THE RUDE PUNDIT SEZ....

In an interesting conversation with his mama, no less. Since he doesn't link, I'm pasting his chat with his mama, here. I apologize for the "Rudeness" in advance, but I think you'll get what he's trying to say, and imagine ourselves in similar conversations with our parents. Enjoy.

A Conversation That Bodes Ill For the Coming Contest: A Play:
Characters:
The Rude Pundit - a wanton blogger
The Rude Mom - an AARP member who previously voted for Clinton, Gore, and Kerry. And, once upon a time, JFK

Setting: The Rude Pundit is home at Casa de Rude, in the midst of a phone call with the Rude Mom.

Time: Last night, prior to an evening of vodka and Ukrainian karaoke that would make the Rude Pundit wake up late, thus delaying his bloggery for the day.

Rude Pundit: So you're voting in the primary.

Rude Mom: I think we'll be out of town.

RP: You know your primary actually matters this year.

RM: Oh, no, it doesn't.

RP: (After a moment of incoherent sputtering) Are you voting for Obama or Clinton?

RM: I really like John McCain.

RP: (After comically loud sputtering) Wait, McCain? Why the fuck would you vote for McCain?

RM: (Who has learned to ignore RP's little Tourette's-like outbursts) I like him. He's always seemed like a fair man. He's a moderate Republican, not like the others.

RP: (Secretly knowing the answer is "Lieberman") But why do you support him?

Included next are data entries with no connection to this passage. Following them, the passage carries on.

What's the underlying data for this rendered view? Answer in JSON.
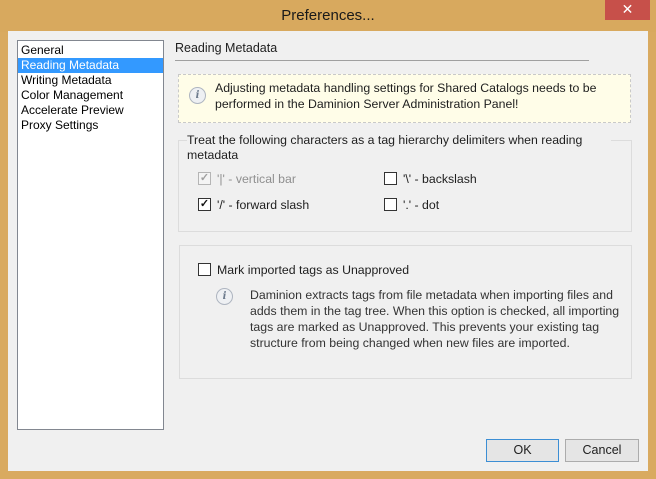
{
  "window": {
    "title": "Preferences...",
    "close_glyph": "✕",
    "accent_color": "#d8a95e"
  },
  "sidebar": {
    "items": [
      {
        "label": "General",
        "selected": false
      },
      {
        "label": "Reading Metadata",
        "selected": true
      },
      {
        "label": "Writing Metadata",
        "selected": false
      },
      {
        "label": "Color Management",
        "selected": false
      },
      {
        "label": "Accelerate Preview",
        "selected": false
      },
      {
        "label": "Proxy Settings",
        "selected": false
      }
    ]
  },
  "main": {
    "section_title": "Reading Metadata",
    "info": {
      "icon": "info-icon",
      "text": "Adjusting metadata handling settings for Shared Catalogs needs to be performed in the Daminion Server Administration Panel!"
    },
    "delimiters": {
      "label": "Treat the following characters as a tag hierarchy delimiters when reading metadata",
      "options": [
        {
          "label": "'|' - vertical bar",
          "checked": true,
          "disabled": true
        },
        {
          "label": "'\\' - backslash",
          "checked": false,
          "disabled": false
        },
        {
          "label": "'/' - forward slash",
          "checked": true,
          "disabled": false
        },
        {
          "label": "'.' - dot",
          "checked": false,
          "disabled": false
        }
      ]
    },
    "unapproved": {
      "label": "Mark imported tags as Unapproved",
      "checked": false,
      "description": "Daminion extracts tags from file metadata when importing files and adds them in the tag tree. When this option is checked, all importing tags are marked as Unapproved. This prevents your existing tag structure from being changed when new files are imported."
    }
  },
  "buttons": {
    "ok": "OK",
    "cancel": "Cancel"
  },
  "glyphs": {
    "check": "✓",
    "info": "i"
  }
}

RM: I just said. He's very fair.

RP: So you want the war to continue.

RM: No, of course not.

RP: If you vote for McCain, that's what you're voting for. You're saying you want the war to keep going as it is.

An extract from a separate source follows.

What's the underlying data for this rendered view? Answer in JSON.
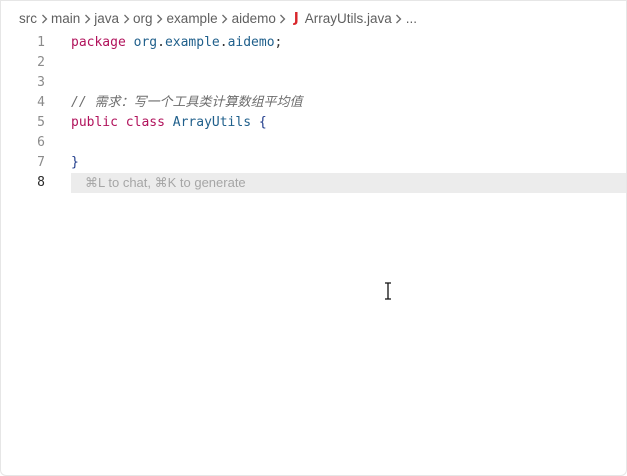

RM: The war is not the only issue.

RP: Um, if you want to get anything else done in this country, ya gotta stop the war. The war is the only issue.

RM: No, it isn't.

RP: So you're pro-life.

RM: Of course not. Don't be silly.

RP: So that means you're pro-choice.

RM: (Realizing that, if they were in the same room, she would be slapping the shit out of RP) Yes.

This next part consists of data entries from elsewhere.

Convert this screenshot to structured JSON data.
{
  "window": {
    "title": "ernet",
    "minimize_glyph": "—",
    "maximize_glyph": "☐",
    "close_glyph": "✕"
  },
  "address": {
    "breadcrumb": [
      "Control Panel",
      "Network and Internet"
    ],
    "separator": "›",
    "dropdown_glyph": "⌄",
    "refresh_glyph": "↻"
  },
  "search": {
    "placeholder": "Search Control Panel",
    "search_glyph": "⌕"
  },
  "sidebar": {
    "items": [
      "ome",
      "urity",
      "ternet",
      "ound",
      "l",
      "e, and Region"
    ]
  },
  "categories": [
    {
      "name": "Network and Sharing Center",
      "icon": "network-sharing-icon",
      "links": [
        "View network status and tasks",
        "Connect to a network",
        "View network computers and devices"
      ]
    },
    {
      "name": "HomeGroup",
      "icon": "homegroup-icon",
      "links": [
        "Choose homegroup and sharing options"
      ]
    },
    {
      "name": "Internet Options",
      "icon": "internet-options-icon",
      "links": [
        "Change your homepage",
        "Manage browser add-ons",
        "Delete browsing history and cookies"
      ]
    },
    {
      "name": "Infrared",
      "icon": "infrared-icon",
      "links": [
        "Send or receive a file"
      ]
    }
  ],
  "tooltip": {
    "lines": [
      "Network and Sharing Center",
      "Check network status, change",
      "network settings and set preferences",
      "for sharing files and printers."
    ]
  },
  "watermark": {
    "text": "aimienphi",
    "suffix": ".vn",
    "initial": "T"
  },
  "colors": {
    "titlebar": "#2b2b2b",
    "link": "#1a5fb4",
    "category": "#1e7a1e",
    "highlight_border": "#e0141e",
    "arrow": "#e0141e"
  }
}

RP: You know McCain wants to put judges on the Supreme Court that'll overturn Roe v. Wade. Motherfucker's pro-life.

RM: Oh, he's not really. He's just been saying that since 2000 to try to get the conservatives to vote for him.

RP: No, he's pro-life.

RM: But he supports stem cell research.

RP: Yeah, but he's pro-life.

RM: Look, I don't know right now. I just like him. I admire him.

RP: What about Obama?

RM: I don't like him. I don't like some of the things he said at the debates.

RP: What do you mean?

RM: He was just arrogant. I didn't like him.

RP: You mean he was an uppity nigger?

RM: (Almost audibly rolling her eyes) Stop it.

RP: No, I mean, what didn't you like?

RM: Didn't he get his home half price from someone in the mafia?

RP: I don't think that's the story.

RM: That's what they said at one of the debates.

RP: Have you heard him give a speech?

RM: He's wonderful. Very inspiring.

RP: What about Clinton?

RM: Oh, no, I don't like her. I could never vote for her.

RP: I can't believe you're seriously thinking about McCain.

RM: I don't know yet. What difference does it make?